The erosion of the GAA's amateur status and the entrenching of a professional attitude is a development bemoaned by many - including regularly by Joe Brolly.
If Brolly wants signs of amateurism still resident within GAA, he need look no further than the setup currently being tolerated by the Cork footballers.
In today's Irish Examiner, Paddy Kelly - who last week announced his retirement from inter-county football to the paper - speaks to Kieran Shannon. The interview includes criticisms of the the Cork county board.
Kelly reveals that his former teammates had to set up a makeshift gym themselves in Fermoy. The footballers have been training on a pitch in Fermoy but there was no gym in the vicinity for strength and conditioning work.
The players set up a temporary gym in a warehouse nearby. They moved in the equipment and painted the building themselves.
Given the facilities which many other counties now have - you really can't imagine this is something which Diarmuid Connolly or David Moran would have to do - Kelly finds fault with the county board.
You think of the state-of-the-art facilities other counties have developed.

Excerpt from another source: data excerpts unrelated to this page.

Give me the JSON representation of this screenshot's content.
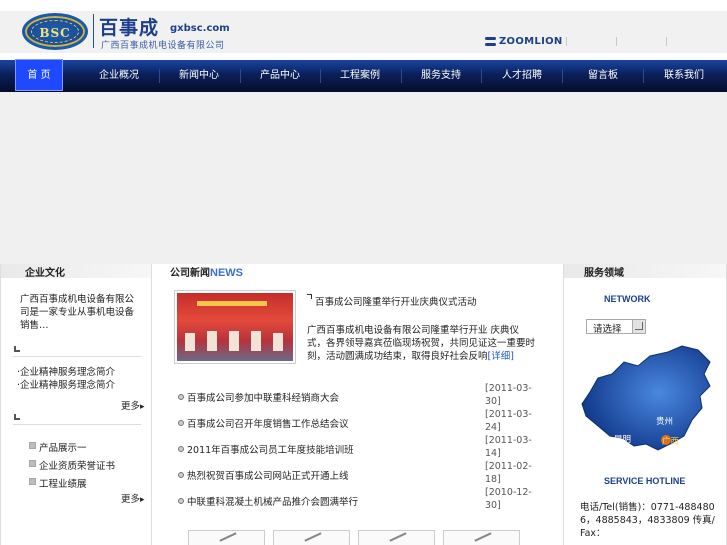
{
  "header": {
    "logo_text": "BSC",
    "brand_cn": "百事成",
    "brand_domain": "gxbsc.com",
    "brand_sub": "广西百事成机电设备有限公司",
    "partner_logo": "ZOOMLION"
  },
  "nav": {
    "items": [
      {
        "label": "首 页",
        "active": true
      },
      {
        "label": "企业概况"
      },
      {
        "label": "新闻中心"
      },
      {
        "label": "产品中心"
      },
      {
        "label": "工程案例"
      },
      {
        "label": "服务支持"
      },
      {
        "label": "人才招聘"
      },
      {
        "label": "留言板"
      },
      {
        "label": "联系我们"
      }
    ]
  },
  "left": {
    "title": "企业文化",
    "culture_text": "广西百事成机电设备有限公司是一家专业从事机电设备销售…",
    "links1": [
      "·企业精神服务理念简介",
      "·企业精神服务理念简介"
    ],
    "more1": "更多",
    "links2": [
      "产品展示一",
      "企业资质荣誉证书",
      "工程业绩展"
    ],
    "more2": "更多"
  },
  "news": {
    "title_cn": "公司新闻",
    "title_en": "NEWS",
    "headline": "百事成公司隆重举行开业庆典仪式活动",
    "summary": "广西百事成机电设备有限公司隆重举行开业 庆典仪式，各界领导嘉宾莅临现场祝贺，共同见证这一重要时刻，活动圆满成功结束，取得良好社会反响",
    "summary_link": "[详细]",
    "rows": [
      {
        "text": "百事成公司参加中联重科经销商大会",
        "date": "[2011-03-30]"
      },
      {
        "text": "百事成公司召开年度销售工作总结会议",
        "date": "[2011-03-24]"
      },
      {
        "text": "2011年百事成公司员工年度技能培训班",
        "date": "[2011-03-14]"
      },
      {
        "text": "热烈祝贺百事成公司网站正式开通上线",
        "date": "[2011-02-18]"
      },
      {
        "text": "中联重科混凝土机械产品推介会圆满举行",
        "date": "[2010-12-30]"
      }
    ]
  },
  "right": {
    "title": "服务领域",
    "network_label": "NETWORK",
    "select_value": "请选择",
    "map_labels": [
      "贵州",
      "昆明",
      "广西"
    ],
    "hotline_label": "SERVICE HOTLINE",
    "contact_text": "电话/Tel(销售)：0771-4884806，4885843，4833809 传真/Fax："
  }
}
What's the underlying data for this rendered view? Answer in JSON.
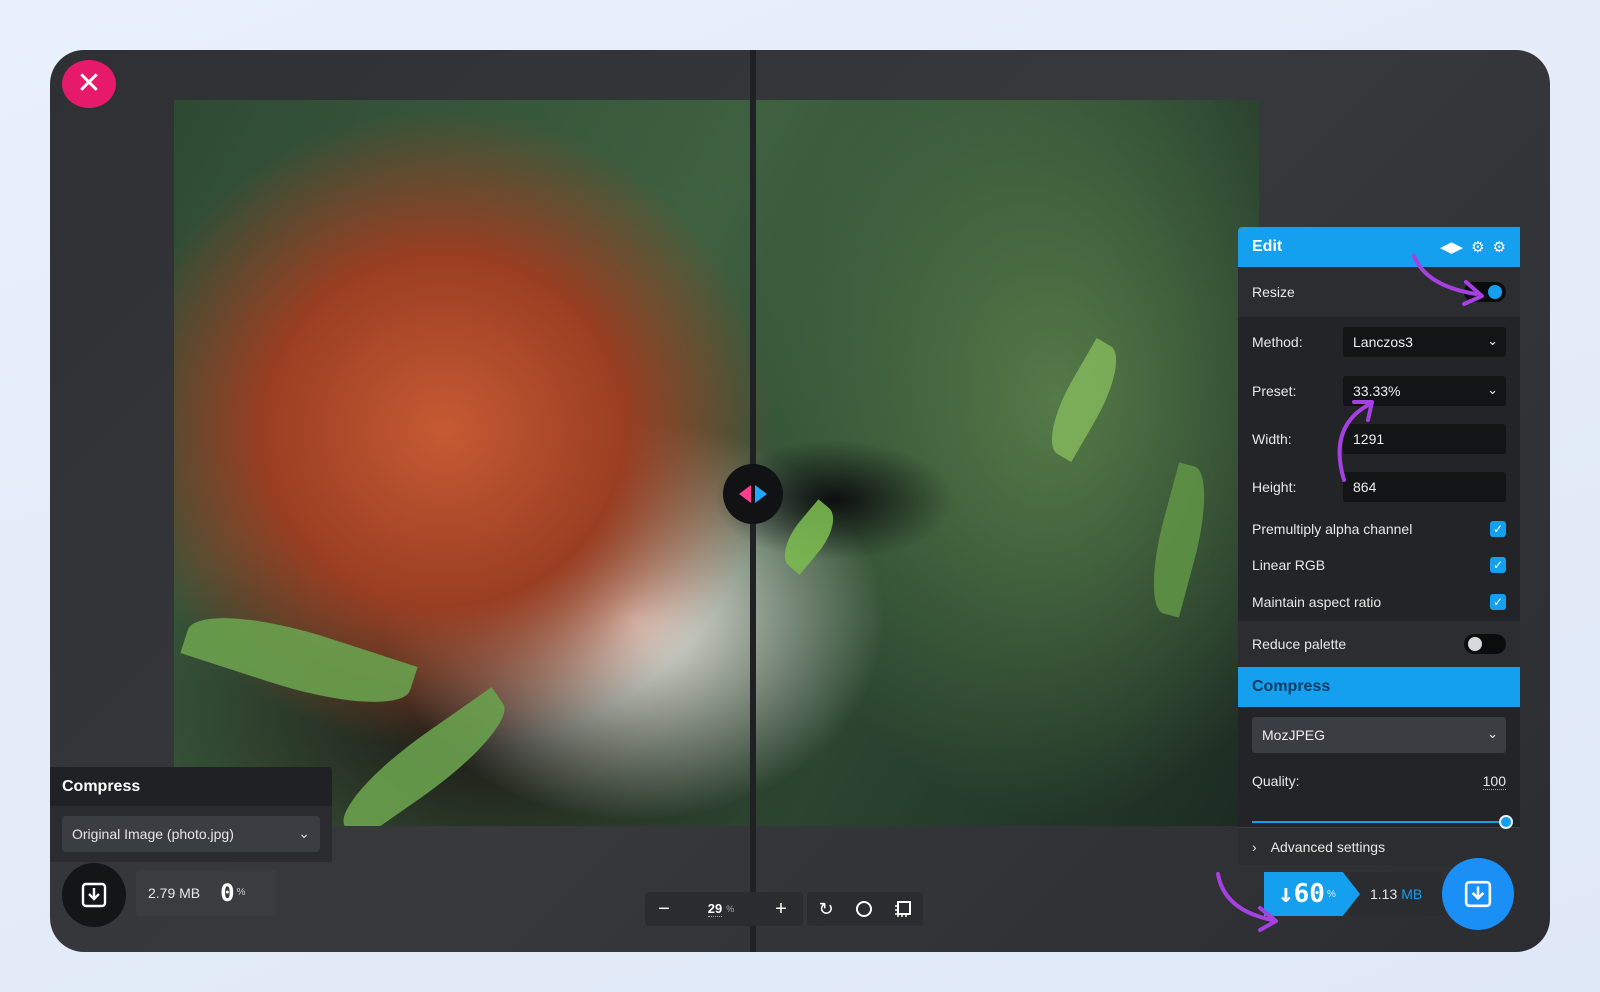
{
  "close_label": "✕",
  "left": {
    "header": "Compress",
    "source_select": "Original Image (photo.jpg)",
    "size_value": "2.79 MB",
    "percent_value": "0",
    "percent_unit": "%"
  },
  "zoom": {
    "minus": "−",
    "value": "29",
    "unit": "%",
    "plus": "+"
  },
  "edit": {
    "header": "Edit",
    "resize_label": "Resize",
    "resize_on": true,
    "method_label": "Method:",
    "method_value": "Lanczos3",
    "preset_label": "Preset:",
    "preset_value": "33.33%",
    "width_label": "Width:",
    "width_value": "1291",
    "height_label": "Height:",
    "height_value": "864",
    "premultiply_label": "Premultiply alpha channel",
    "linear_rgb_label": "Linear RGB",
    "aspect_label": "Maintain aspect ratio",
    "reduce_palette_label": "Reduce palette",
    "reduce_palette_on": false
  },
  "compress": {
    "header": "Compress",
    "codec_value": "MozJPEG",
    "quality_label": "Quality:",
    "quality_value": "100",
    "quality_fraction": 1.0,
    "advanced_label": "Advanced settings"
  },
  "result": {
    "saved_arrow": "↓",
    "saved_value": "60",
    "saved_unit": "%",
    "size_value": "1.13",
    "size_unit": "MB"
  },
  "colors": {
    "accent": "#14a0ee",
    "close": "#e6196b",
    "annotation": "#a640e0"
  }
}
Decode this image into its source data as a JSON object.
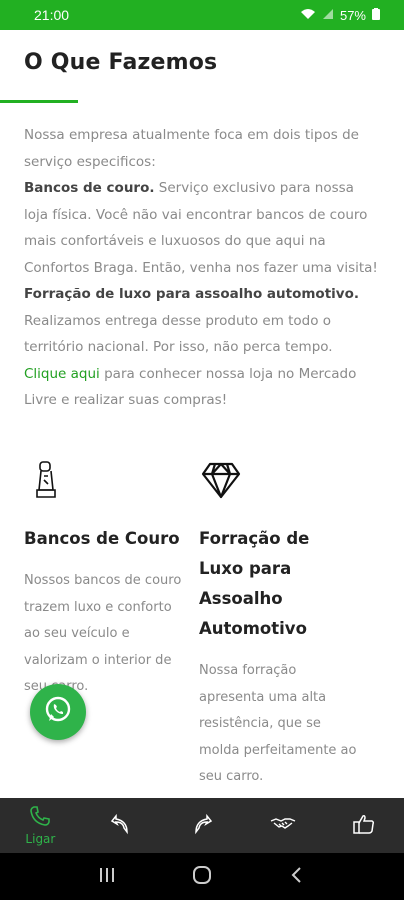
{
  "status": {
    "time": "21:00",
    "battery": "57%"
  },
  "section": {
    "title": "O Que Fazemos"
  },
  "intro": {
    "line1": "Nossa empresa atualmente foca em dois tipos de serviço especificos:",
    "item1_bold": "Bancos de couro.",
    "item1_text": " Serviço exclusivo para nossa loja física. Você não vai encontrar bancos de couro mais confortáveis e luxuosos do que aqui na Confortos Braga. Então, venha nos fazer uma visita!",
    "item2_bold": "Forração de luxo para assoalho automotivo.",
    "item2_text": " Realizamos entrega desse produto em todo o território nacional. Por isso, não perca tempo.",
    "link": "Clique aqui",
    "link_after": " para conhecer nossa loja no Mercado Livre e realizar suas compras!"
  },
  "services": [
    {
      "title": "Bancos de Couro",
      "text": "Nossos bancos de couro trazem luxo e conforto ao seu veículo e valorizam o interior de seu carro.",
      "icon": "seat-icon"
    },
    {
      "title": "Forração de Luxo para Assoalho Automotivo",
      "text": "Nossa forração apresenta uma alta resistência, que se molda perfeitamente ao seu carro.",
      "icon": "diamond-icon"
    }
  ],
  "toolbar": {
    "call_label": "Ligar"
  },
  "colors": {
    "accent": "#22b022",
    "toolbar_bg": "#2c2c2c",
    "whatsapp": "#2fb34a"
  }
}
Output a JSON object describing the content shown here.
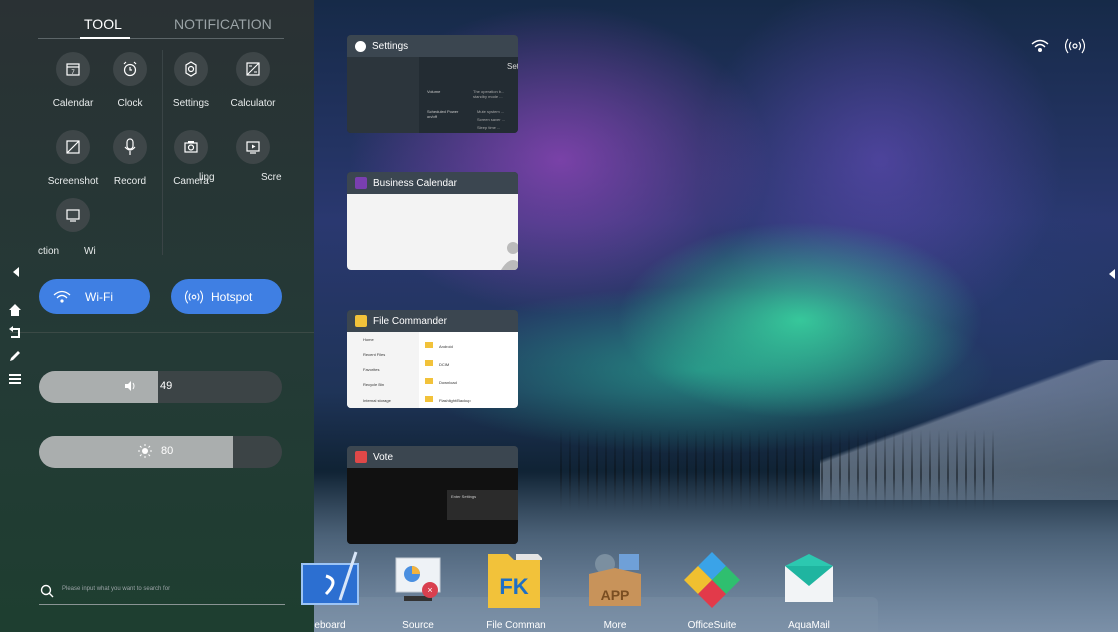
{
  "tabs": {
    "tool": "TOOL",
    "notification": "NOTIFICATION"
  },
  "tools": [
    {
      "label": "Calendar",
      "icon": "calendar-icon"
    },
    {
      "label": "Clock",
      "icon": "clock-icon"
    },
    {
      "label": "Settings",
      "icon": "settings-icon"
    },
    {
      "label": "Calculator",
      "icon": "calculator-icon"
    },
    {
      "label": "Screenshot",
      "icon": "screenshot-icon"
    },
    {
      "label": "Record",
      "icon": "microphone-icon"
    },
    {
      "label": "Camera",
      "icon": "camera-icon"
    },
    {
      "label": "ling",
      "icon": ""
    },
    {
      "label": "Scre",
      "icon": "screen-record-icon"
    },
    {
      "label": "ction",
      "icon": "projection-icon"
    },
    {
      "label": "Wi",
      "icon": ""
    }
  ],
  "toggles": {
    "wifi": "Wi-Fi",
    "hotspot": "Hotspot"
  },
  "volume": {
    "value": "49",
    "level": 0.49
  },
  "brightness": {
    "value": "80",
    "level": 0.8
  },
  "search": {
    "placeholder": "Please input what you want to search for"
  },
  "recents": {
    "settings": {
      "title": "Settings",
      "header_fragment": "Set",
      "rows": [
        "Volume",
        "Scheduled Power on/off"
      ],
      "desc": [
        "The operation b... standby mode ...",
        "Mute system ...",
        "Screen saver ...",
        "Sleep time ..."
      ]
    },
    "calendar": {
      "title": "Business Calendar"
    },
    "files": {
      "title": "File Commander",
      "sidebar": [
        "Home",
        "Recent Files",
        "Favorites",
        "Recycle Bin",
        "Internal storage"
      ],
      "folders": [
        "Android",
        "DCIM",
        "Download",
        "Flashlight/Backup"
      ]
    },
    "vote": {
      "title": "Vote",
      "button": "Enter Settings"
    }
  },
  "dock": [
    {
      "label": "eboard",
      "icon": "whiteboard-icon"
    },
    {
      "label": "Source",
      "icon": "source-icon"
    },
    {
      "label": "File Comman",
      "icon": "file-commander-icon"
    },
    {
      "label": "More",
      "icon": "app-box-icon"
    },
    {
      "label": "OfficeSuite",
      "icon": "officesuite-icon"
    },
    {
      "label": "AquaMail",
      "icon": "aquamail-icon"
    }
  ],
  "colors": {
    "accent": "#3f7fe3",
    "panel": "#2a3134"
  }
}
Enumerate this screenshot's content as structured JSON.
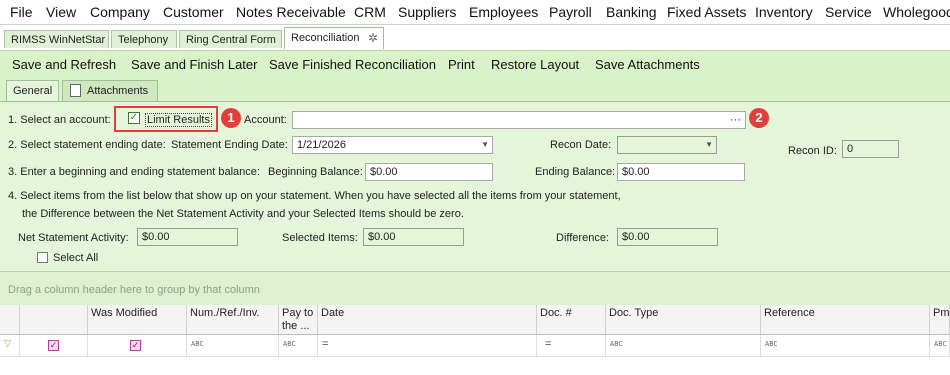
{
  "menu": [
    "File",
    "View",
    "Company",
    "Customer",
    "Notes Receivable",
    "CRM",
    "Suppliers",
    "Employees",
    "Payroll",
    "Banking",
    "Fixed Assets",
    "Inventory",
    "Service",
    "Wholegood"
  ],
  "doc_tabs": [
    "RIMSS WinNetStar",
    "Telephony",
    "Ring Central Form",
    "Reconciliation"
  ],
  "toolbar": [
    "Save and Refresh",
    "Save and Finish Later",
    "Save Finished Reconciliation",
    "Print",
    "Restore Layout",
    "Save Attachments"
  ],
  "inner_tabs": [
    "General",
    "Attachments"
  ],
  "form": {
    "step1": "1. Select an account:",
    "limit_results": "Limit Results",
    "account_label": "Account:",
    "account_value": "",
    "account_browse": "···",
    "step2": "2. Select statement ending date:",
    "stmt_end_label": "Statement Ending Date:",
    "stmt_end_value": "1/21/2026",
    "recon_date_label": "Recon Date:",
    "recon_date_value": "",
    "recon_id_label": "Recon ID:",
    "recon_id_value": "0",
    "step3": "3. Enter a beginning and ending statement balance:",
    "begin_label": "Beginning Balance:",
    "begin_value": "$0.00",
    "end_label": "Ending Balance:",
    "end_value": "$0.00",
    "step4_line1": "4. Select items from the list below that show up on your statement. When you have selected all the items from your statement,",
    "step4_line2": "the Difference between the Net Statement Activity and your Selected Items should be zero.",
    "net_label": "Net Statement Activity:",
    "net_value": "$0.00",
    "selected_label": "Selected Items:",
    "selected_value": "$0.00",
    "diff_label": "Difference:",
    "diff_value": "$0.00",
    "select_all": "Select All"
  },
  "callouts": [
    "1",
    "2"
  ],
  "group_hint": "Drag a column header here to group by that column",
  "grid": {
    "columns": [
      "",
      "",
      "Was Modified",
      "Num./Ref./Inv.",
      "Pay to the ...",
      "Date",
      "Doc. #",
      "Doc. Type",
      "Reference",
      "Pmt"
    ],
    "filter_row": [
      "",
      "",
      "",
      "ABC",
      "ABC",
      "=",
      "=",
      "ABC",
      "ABC",
      "ABC"
    ]
  },
  "colors": {
    "accent_red": "#e0403a",
    "panel_green": "#e4f5d9",
    "toolbar_green": "#d9f2c8"
  }
}
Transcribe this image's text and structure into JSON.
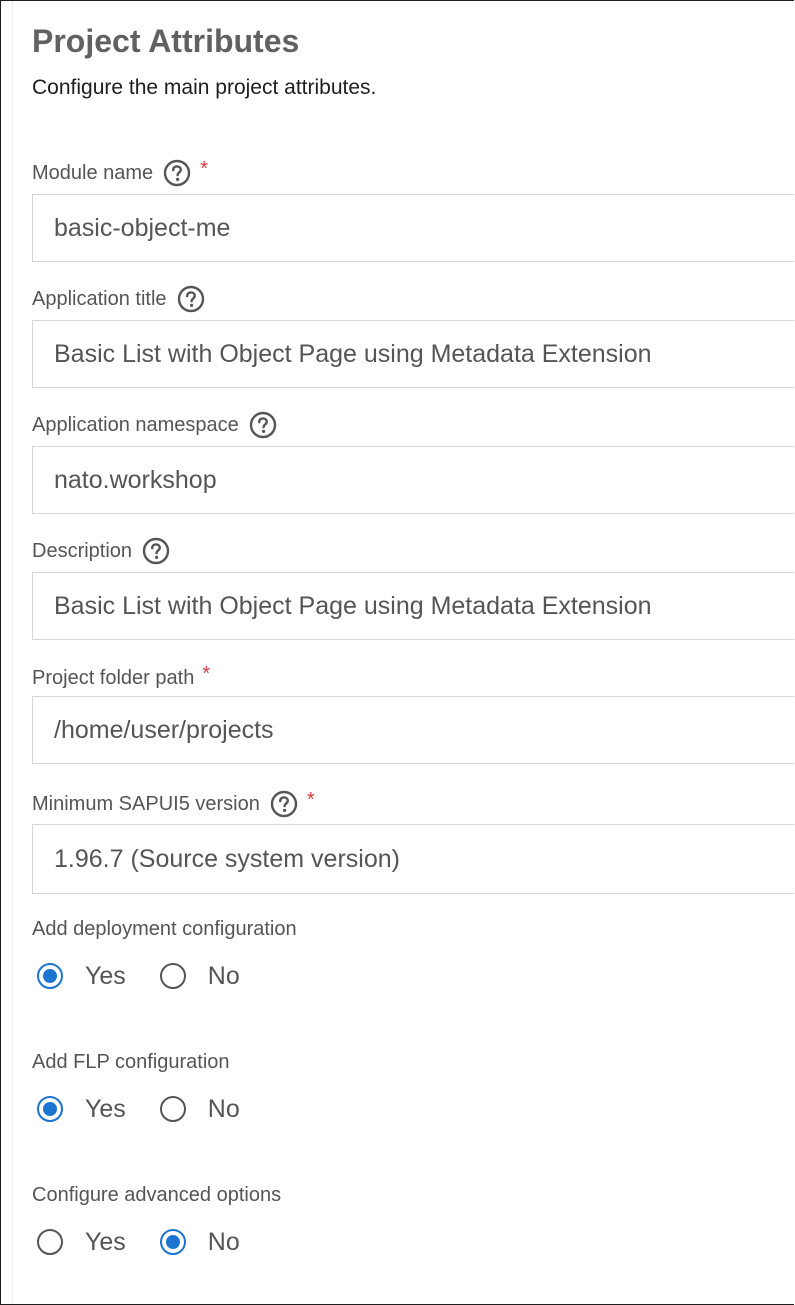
{
  "header": {
    "title": "Project Attributes",
    "subtitle": "Configure the main project attributes."
  },
  "fields": [
    {
      "label": "Module name",
      "value": "basic-object-me",
      "help": true,
      "required": true,
      "help_icon": "question-circle-icon"
    },
    {
      "label": "Application title",
      "value": "Basic List with Object Page using Metadata Extension",
      "help": true,
      "required": false
    },
    {
      "label": "Application namespace",
      "value": "nato.workshop",
      "help": true,
      "required": false
    },
    {
      "label": "Description",
      "value": "Basic List with Object Page using Metadata Extension",
      "help": true,
      "required": false
    },
    {
      "label": "Project folder path",
      "value": "/home/user/projects",
      "help": false,
      "required": true
    },
    {
      "label": "Minimum SAPUI5 version",
      "value": "1.96.7 (Source system version)",
      "help": true,
      "required": true
    }
  ],
  "required_marker": "*",
  "radio_groups": [
    {
      "label": "Add deployment configuration",
      "options": [
        "Yes",
        "No"
      ],
      "selected": "Yes"
    },
    {
      "label": "Add FLP configuration",
      "options": [
        "Yes",
        "No"
      ],
      "selected": "Yes"
    },
    {
      "label": "Configure advanced options",
      "options": [
        "Yes",
        "No"
      ],
      "selected": "No"
    }
  ],
  "colors": {
    "accent": "#1b74d0",
    "required": "#e0383e",
    "text": "#555555",
    "border": "#d6d6d6"
  }
}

I know Páirc Uí Chaoimh will be ready this summer and it will be fantastic, but still, it’s a main pitch and then an all-weather pitch. Derek Kavanagh wrote an excellent article last year in the Irish Examiner where you should really have eight to ten pitches together, with the county minors and development squads training alongside the senior team, creating a sense that ‘This is Cork.’
Instead you now have a situation where the Cork senior footballers are tucked away in a warehouse in Fermoy.
Kelly also believes that Cork GAA has been lax in its fundraising efforts.
You look at Dublin and all the sponsorship partners they’re able to attract. You look at Kerry and the fundraising efforts they’ve done, going abroad, getting people involved. You look at Club Tyrone. The Tipperary Supporters Club. All these external bodies who are supplementing the county effort. In Cork we don’t have that.